The Colorado Sun refers to political nonprofits as dark-money groups because they don’t have to disclose their donors.
Goldberg’s ruling resolves a lawsuit filed by Unite for Colorado against the Colorado Secretary of State’s Office, which issued the campaign finance sanctions.
What is a dark-money group?
The Colorado Sun refers to political nonprofits that don’t have to disclose their donors like other political spending committees as dark-money groups.
Unite for Colorado spent more than $17 million on policy matters in 2020. That means the $4 million it dedicated to supporting the passage of two ballot initiatives and opposing a third accounted for only about 24% of Unite’s overall spending that year.
Additionally, the group’s individual spending on none of the three initiatives surpassed 10.5%, far below the 30% and 50% “major purpose” thresholds used by judges deciding previous similar cases.
Unite’s spending on three successful 2020 ballot measures, according to the lawsuit, broke down like this:
- $1.5 million in support of Proposition 117, which requires voter approval for some new fee-funded enterprises
- $965,000 in support of Proposition 116, which lowered Colorado’s income tax rate
- $1.5 million in opposition to Proposition 113, which signed Colorado onto the National Popular Vote Interstate Compact
Goldberg said it was clear that none of the spending on the initiatives individually constituted a “major purpose” and that the Colorado Secretary of State’s Office erred in ruling otherwise.
Jason Dunn, a former U.S. attorney in Colorado who represented Unite in the case, called the decision by the Secretary of State’s Office to pursue campaign finance sanctions against Unite for Colorado an “attempt to create a new administrative standard.” Goldberg agreed.
“The secretary of state decided to waste time and money going after a conservative organization,” said Michael Fields, who led Unite for Colorado.

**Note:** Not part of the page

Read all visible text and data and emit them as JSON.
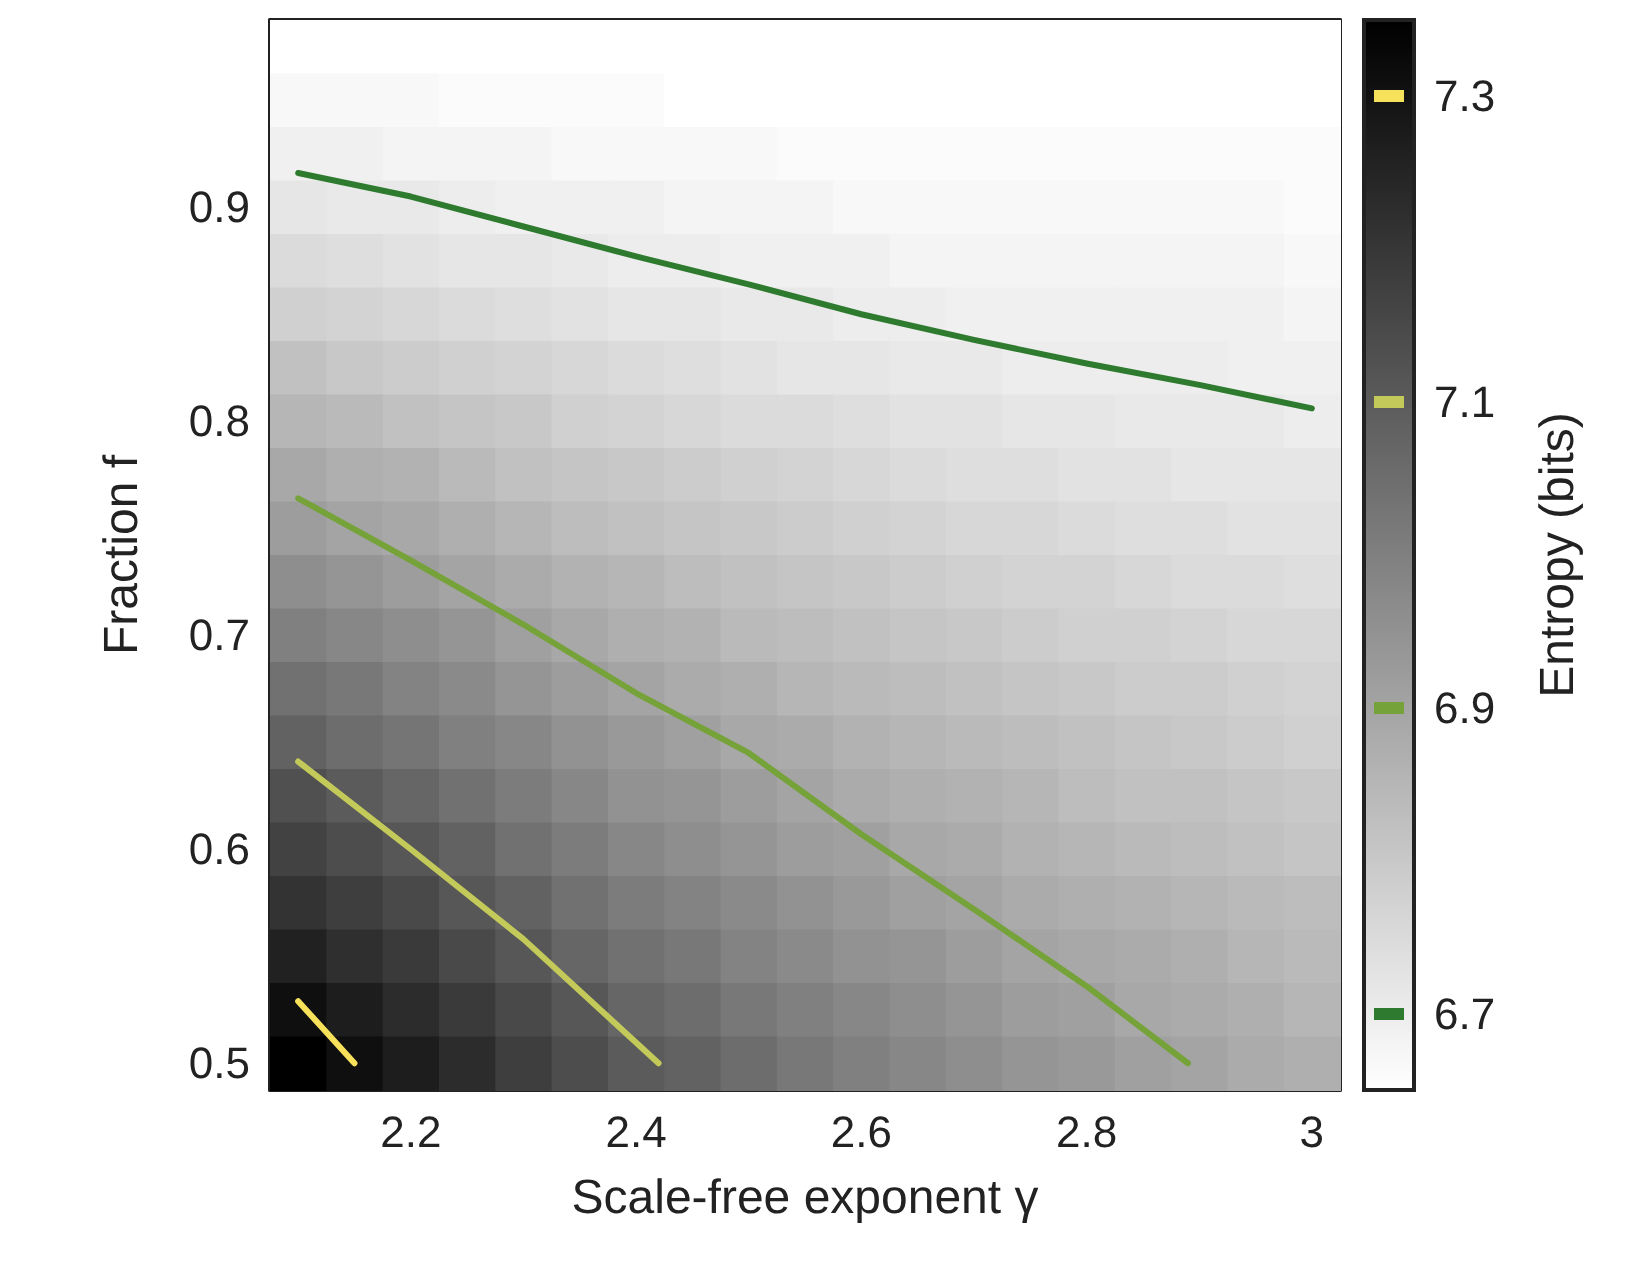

He called the entire case “frivolous.”
The Secretary of State’s Office said Friday that it was weighing whether to appeal the decision.
“The Secretary of State’s Office is reviewing Judge Goldberg’s ruling and discussing the matter with the department’s legal counsel at the (Colorado Attorney General’s Office),” said Annie Orloff, a spokeswoman for Colorado Secretary of State Jena Griswold, a Democrat.

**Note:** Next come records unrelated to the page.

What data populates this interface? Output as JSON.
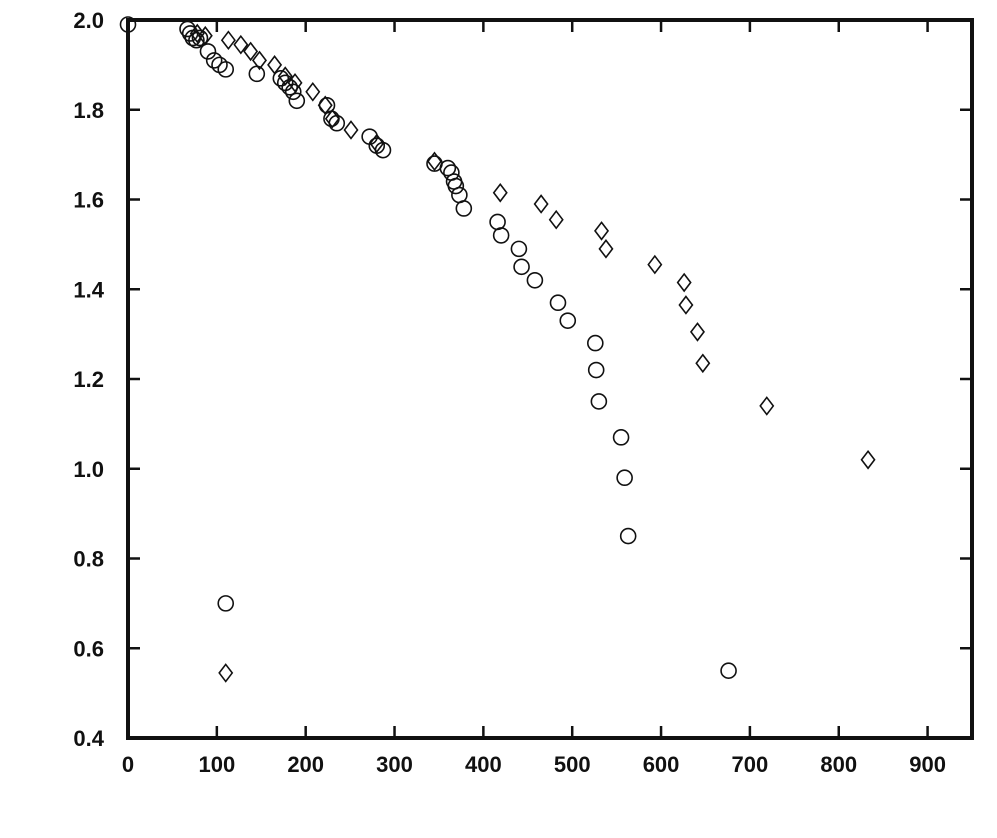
{
  "chart_data": {
    "type": "scatter",
    "title": "",
    "xlabel": "",
    "ylabel": "",
    "xlim": [
      0,
      950
    ],
    "ylim": [
      0.4,
      2.0
    ],
    "x_ticks": [
      0,
      100,
      200,
      300,
      400,
      500,
      600,
      700,
      800,
      900
    ],
    "x_tick_labels": [
      "0",
      "100",
      "200",
      "300",
      "400",
      "500",
      "600",
      "700",
      "800",
      "900"
    ],
    "y_ticks": [
      0.4,
      0.6,
      0.8,
      1.0,
      1.2,
      1.4,
      1.6,
      1.8,
      2.0
    ],
    "y_tick_labels": [
      "0.4",
      "0.6",
      "0.8",
      "1.0",
      "1.2",
      "1.4",
      "1.6",
      "1.8",
      "2.0"
    ],
    "grid": false,
    "legend": "none",
    "colors": {
      "ink": "#111111",
      "background": "#ffffff"
    },
    "series": [
      {
        "marker": "circle",
        "points": [
          [
            0,
            1.99
          ],
          [
            67,
            1.98
          ],
          [
            70,
            1.97
          ],
          [
            73,
            1.96
          ],
          [
            77,
            1.955
          ],
          [
            81,
            1.96
          ],
          [
            90,
            1.93
          ],
          [
            97,
            1.91
          ],
          [
            103,
            1.9
          ],
          [
            110,
            1.89
          ],
          [
            145,
            1.88
          ],
          [
            172,
            1.87
          ],
          [
            177,
            1.86
          ],
          [
            182,
            1.85
          ],
          [
            186,
            1.84
          ],
          [
            190,
            1.82
          ],
          [
            224,
            1.81
          ],
          [
            229,
            1.78
          ],
          [
            235,
            1.77
          ],
          [
            272,
            1.74
          ],
          [
            280,
            1.72
          ],
          [
            287,
            1.71
          ],
          [
            345,
            1.68
          ],
          [
            360,
            1.67
          ],
          [
            364,
            1.66
          ],
          [
            367,
            1.64
          ],
          [
            369,
            1.63
          ],
          [
            373,
            1.61
          ],
          [
            378,
            1.58
          ],
          [
            416,
            1.55
          ],
          [
            420,
            1.52
          ],
          [
            440,
            1.49
          ],
          [
            443,
            1.45
          ],
          [
            458,
            1.42
          ],
          [
            484,
            1.37
          ],
          [
            495,
            1.33
          ],
          [
            526,
            1.28
          ],
          [
            527,
            1.22
          ],
          [
            530,
            1.15
          ],
          [
            555,
            1.07
          ],
          [
            559,
            0.98
          ],
          [
            563,
            0.85
          ],
          [
            110,
            0.7
          ],
          [
            676,
            0.55
          ]
        ]
      },
      {
        "marker": "diamond",
        "points": [
          [
            78,
            1.97
          ],
          [
            87,
            1.965
          ],
          [
            113,
            1.955
          ],
          [
            127,
            1.945
          ],
          [
            138,
            1.93
          ],
          [
            148,
            1.91
          ],
          [
            165,
            1.9
          ],
          [
            177,
            1.875
          ],
          [
            188,
            1.86
          ],
          [
            208,
            1.84
          ],
          [
            222,
            1.81
          ],
          [
            230,
            1.78
          ],
          [
            251,
            1.755
          ],
          [
            280,
            1.725
          ],
          [
            345,
            1.685
          ],
          [
            419,
            1.615
          ],
          [
            465,
            1.59
          ],
          [
            482,
            1.555
          ],
          [
            533,
            1.53
          ],
          [
            538,
            1.49
          ],
          [
            593,
            1.455
          ],
          [
            626,
            1.415
          ],
          [
            628,
            1.365
          ],
          [
            641,
            1.305
          ],
          [
            647,
            1.235
          ],
          [
            719,
            1.14
          ],
          [
            833,
            1.02
          ],
          [
            110,
            0.545
          ]
        ]
      }
    ]
  }
}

Unite for Colorado, which was formed in 2019 and bankrolled almost every major Republican effort in Colorado in 2020, has since dissolved and transformed into Advance Colorado, another dark-money conservative political nonprofit that is also led by Fields.
In 2022, the legislature passed Senate Bill 237, which changed the campaign finance rules for dark-money groups by requiring them to disclose their donors only when their spending on a single ballot measure exceeds 20% of their total spending in a calendar year and as long as their spending on multiple measures doesn’t exceed 30%.
The law change wasn’t retroactive, however, so it didn’t affect the 2020 Unite for Colorado case.